Your LLM Review Missed a Verb/Noun Mismatch
/ 3 min read
Look at three items from the OWASP Top 10: SQL Injection, Sensitive Data Exposure, Broken Access Control. Each one is a legitimate security concern. Each one belongs on the list. Ask any LLM whether these items are appropriate for a web security taxonomy and it will say yes without hesitation. But they are three different kinds of thing. SQL Injection is a technique — something an attacker does. Sensitive Data Exposure is an outcome — something that happens as a result. Broken Access Control is a state — something that exists before anyone does anything. Verb, noun, adjective. Same list.
I ran a similar list past six frontier models across multiple review rounds. None of them flagged the inconsistency. I caught it myself.
This is a specific blind spot. LLMs are excellent at checking whether individual items sound credible. Each item, read in isolation, is fine. The models confirmed every one enthusiastically. What they did not check is whether all items are the same kind of thing. Semantic consistency within a list — are these all techniques, or all outcomes, or all states? — is something models routinely miss.
I think this happens because LLMs evaluate list items the way they evaluate tokens: each one is assessed in context, but the context is “does this belong here?” not “is this the same type as its siblings?” The model asks “is Sensitive Data Exposure a real security concern?” and the answer is yes. It does not ask “is Sensitive Data Exposure a technique like SQL Injection?” because that requires holding the list’s implicit schema in mind and checking each item against it.

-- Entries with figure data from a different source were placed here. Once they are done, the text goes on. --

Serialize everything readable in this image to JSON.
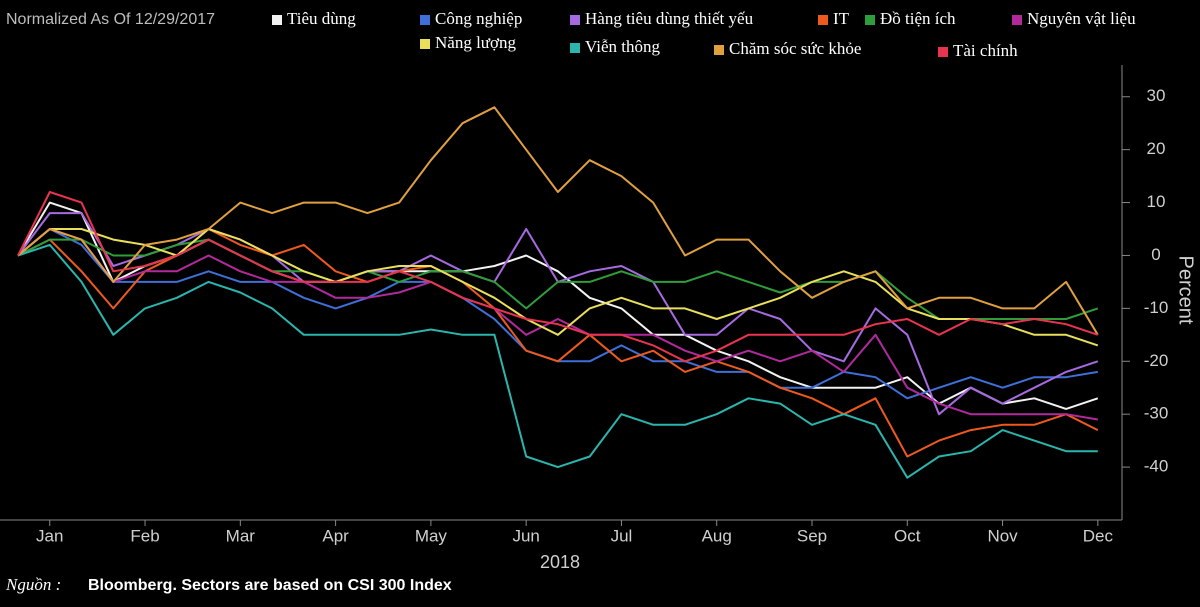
{
  "chart_data": {
    "type": "line",
    "subtitle": "Normalized As Of 12/29/2017",
    "x_label": "2018",
    "y_label": "Percent",
    "source_label": "Nguồn :",
    "source": "Bloomberg. Sectors are based on CSI 300 Index",
    "categories": [
      null,
      "Jan",
      null,
      null,
      "Feb",
      null,
      null,
      "Mar",
      null,
      null,
      "Apr",
      null,
      null,
      "May",
      null,
      null,
      "Jun",
      null,
      null,
      "Jul",
      null,
      null,
      "Aug",
      null,
      null,
      "Sep",
      null,
      null,
      "Oct",
      null,
      null,
      "Nov",
      null,
      null,
      "Dec"
    ],
    "ylim": [
      -50,
      36
    ],
    "yticks": [
      30,
      20,
      10,
      0,
      -10,
      -20,
      -30,
      -40
    ],
    "series": [
      {
        "name": "Tiêu dùng",
        "color": "#f2f2f2",
        "values": [
          0,
          10,
          8,
          -5,
          -2,
          0,
          3,
          0,
          -3,
          -5,
          -5,
          -3,
          -3,
          -3,
          -3,
          -2,
          0,
          -3,
          -8,
          -10,
          -15,
          -15,
          -18,
          -20,
          -23,
          -25,
          -25,
          -25,
          -23,
          -28,
          -25,
          -28,
          -27,
          -29,
          -27
        ]
      },
      {
        "name": "Công nghiệp",
        "color": "#3f6fd8",
        "values": [
          0,
          5,
          2,
          -5,
          -5,
          -5,
          -3,
          -5,
          -5,
          -8,
          -10,
          -8,
          -5,
          -5,
          -8,
          -12,
          -18,
          -20,
          -20,
          -17,
          -20,
          -20,
          -22,
          -22,
          -25,
          -25,
          -22,
          -23,
          -27,
          -25,
          -23,
          -25,
          -23,
          -23,
          -22
        ]
      },
      {
        "name": "Hàng tiêu dùng thiết yếu",
        "color": "#a66be0",
        "values": [
          0,
          8,
          8,
          -2,
          0,
          2,
          5,
          3,
          0,
          -5,
          -5,
          -3,
          -3,
          0,
          -3,
          -5,
          5,
          -5,
          -3,
          -2,
          -5,
          -15,
          -15,
          -10,
          -12,
          -18,
          -20,
          -10,
          -15,
          -30,
          -25,
          -28,
          -25,
          -22,
          -20
        ]
      },
      {
        "name": "IT",
        "color": "#ee5a1e",
        "values": [
          0,
          3,
          -3,
          -10,
          -3,
          0,
          5,
          2,
          0,
          2,
          -3,
          -5,
          -3,
          -2,
          -5,
          -10,
          -18,
          -20,
          -15,
          -20,
          -18,
          -22,
          -20,
          -22,
          -25,
          -27,
          -30,
          -27,
          -38,
          -35,
          -33,
          -32,
          -32,
          -30,
          -33
        ]
      },
      {
        "name": "Đồ tiện ích",
        "color": "#2f9e3a",
        "values": [
          0,
          3,
          3,
          0,
          0,
          2,
          3,
          0,
          -3,
          -3,
          -5,
          -3,
          -5,
          -3,
          -3,
          -5,
          -10,
          -5,
          -5,
          -3,
          -5,
          -5,
          -3,
          -5,
          -7,
          -5,
          -5,
          -3,
          -8,
          -12,
          -12,
          -12,
          -12,
          -12,
          -10
        ]
      },
      {
        "name": "Nguyên vật liệu",
        "color": "#b02a9c",
        "values": [
          0,
          5,
          3,
          -5,
          -3,
          -3,
          0,
          -3,
          -5,
          -5,
          -8,
          -8,
          -7,
          -5,
          -8,
          -10,
          -15,
          -12,
          -15,
          -15,
          -15,
          -18,
          -20,
          -18,
          -20,
          -18,
          -22,
          -15,
          -25,
          -28,
          -30,
          -30,
          -30,
          -30,
          -31
        ]
      },
      {
        "name": "Năng lượng",
        "color": "#e8df5a",
        "values": [
          0,
          5,
          5,
          3,
          2,
          0,
          5,
          3,
          0,
          -3,
          -5,
          -3,
          -2,
          -2,
          -5,
          -8,
          -12,
          -15,
          -10,
          -8,
          -10,
          -10,
          -12,
          -10,
          -8,
          -5,
          -3,
          -5,
          -10,
          -12,
          -12,
          -13,
          -15,
          -15,
          -17
        ]
      },
      {
        "name": "Viễn thông",
        "color": "#2bb5ad",
        "values": [
          0,
          2,
          -5,
          -15,
          -10,
          -8,
          -5,
          -7,
          -10,
          -15,
          -15,
          -15,
          -15,
          -14,
          -15,
          -15,
          -38,
          -40,
          -38,
          -30,
          -32,
          -32,
          -30,
          -27,
          -28,
          -32,
          -30,
          -32,
          -42,
          -38,
          -37,
          -33,
          -35,
          -37,
          -37
        ]
      },
      {
        "name": "Chăm sóc sức khỏe",
        "color": "#e0a040",
        "values": [
          0,
          5,
          3,
          -5,
          2,
          3,
          5,
          10,
          8,
          10,
          10,
          8,
          10,
          18,
          25,
          28,
          20,
          12,
          18,
          15,
          10,
          0,
          3,
          3,
          -3,
          -8,
          -5,
          -3,
          -10,
          -8,
          -8,
          -10,
          -10,
          -5,
          -15
        ]
      },
      {
        "name": "Tài chính",
        "color": "#e8344e",
        "values": [
          0,
          12,
          10,
          -3,
          -2,
          0,
          3,
          0,
          -3,
          -5,
          -5,
          -5,
          -3,
          -5,
          -8,
          -10,
          -12,
          -13,
          -15,
          -15,
          -17,
          -20,
          -18,
          -15,
          -15,
          -15,
          -15,
          -13,
          -12,
          -15,
          -12,
          -13,
          -12,
          -13,
          -15
        ]
      }
    ]
  }
}
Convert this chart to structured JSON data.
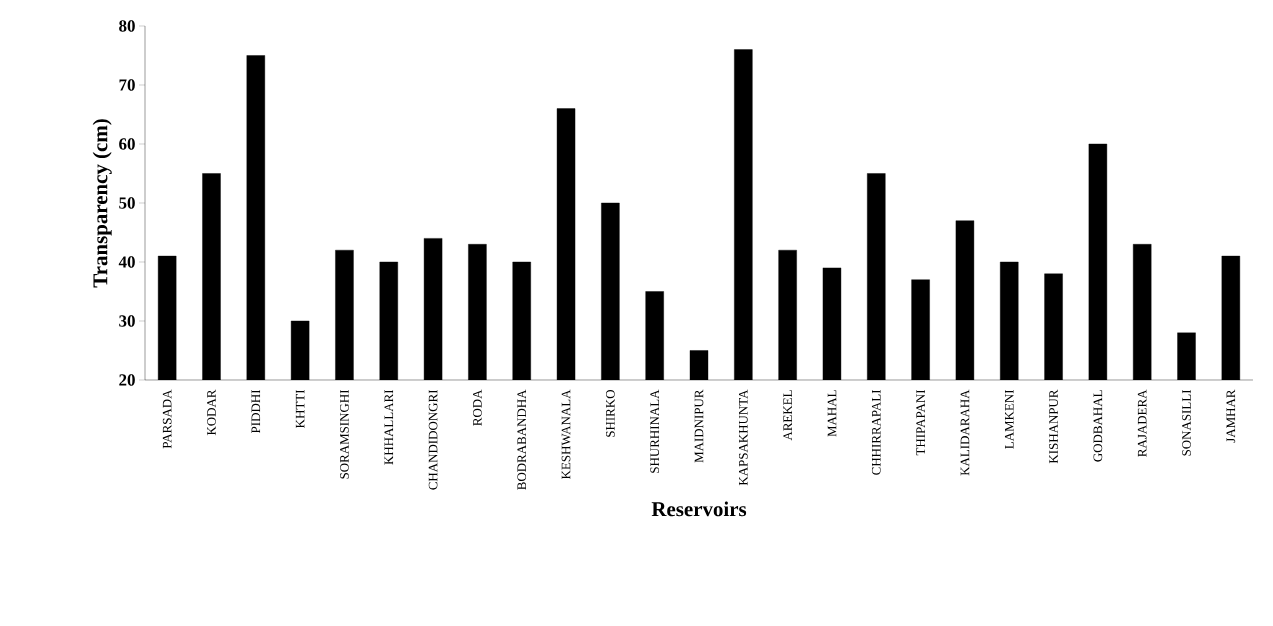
{
  "chart_data": {
    "type": "bar",
    "xlabel": "Reservoirs",
    "ylabel": "Transparency (cm)",
    "categories": [
      "PARSADA",
      "KODAR",
      "PIDDHI",
      "KHTTI",
      "SORAMSINGHI",
      "KHHALLARI",
      "CHANDIDONGRI",
      "RODA",
      "BODRABANDHA",
      "KESHWANALA",
      "SHIRKO",
      "SHURHINALA",
      "MAIDNIPUR",
      "KAPSAKHUNTA",
      "AREKEL",
      "MAHAL",
      "CHHIRRAPALI",
      "THIPAPANI",
      "KALIDARAHA",
      "LAMKENI",
      "KISHANPUR",
      "GODBAHAL",
      "RAJADERA",
      "SONASILLI",
      "JAMHAR"
    ],
    "values": [
      41,
      55,
      75,
      30,
      42,
      40,
      44,
      43,
      40,
      66,
      50,
      35,
      25,
      76,
      42,
      39,
      55,
      37,
      47,
      40,
      38,
      60,
      43,
      28,
      41
    ],
    "color": "#000000",
    "ylim": [
      20,
      80
    ],
    "yticks": [
      20,
      30,
      40,
      50,
      60,
      70,
      80
    ],
    "grid": false
  }
}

This matters more than tone or grammar. A list where every item sounds right but three items are categorically different will confuse its readers. They will not know why it feels off. They will just feel less confident in the author’s precision. For anything with professional stakes — risk frameworks, compliance matrices, control catalogues — that loss of confidence is the real cost.
The fix is not to stop using LLMs for review. It is to know what they miss. Add a specific prompt: “are all items in each list the same type of thing?” Even then, models catch it maybe half the time. The reliable fix is a human who reads the list and asks: what is each item, exactly? Not “does it belong?” but “what kind of thing is it?”
Six models. Multiple rounds. One human caught what all of them missed. Not because the human is smarter. Because the human was checking something the models were not.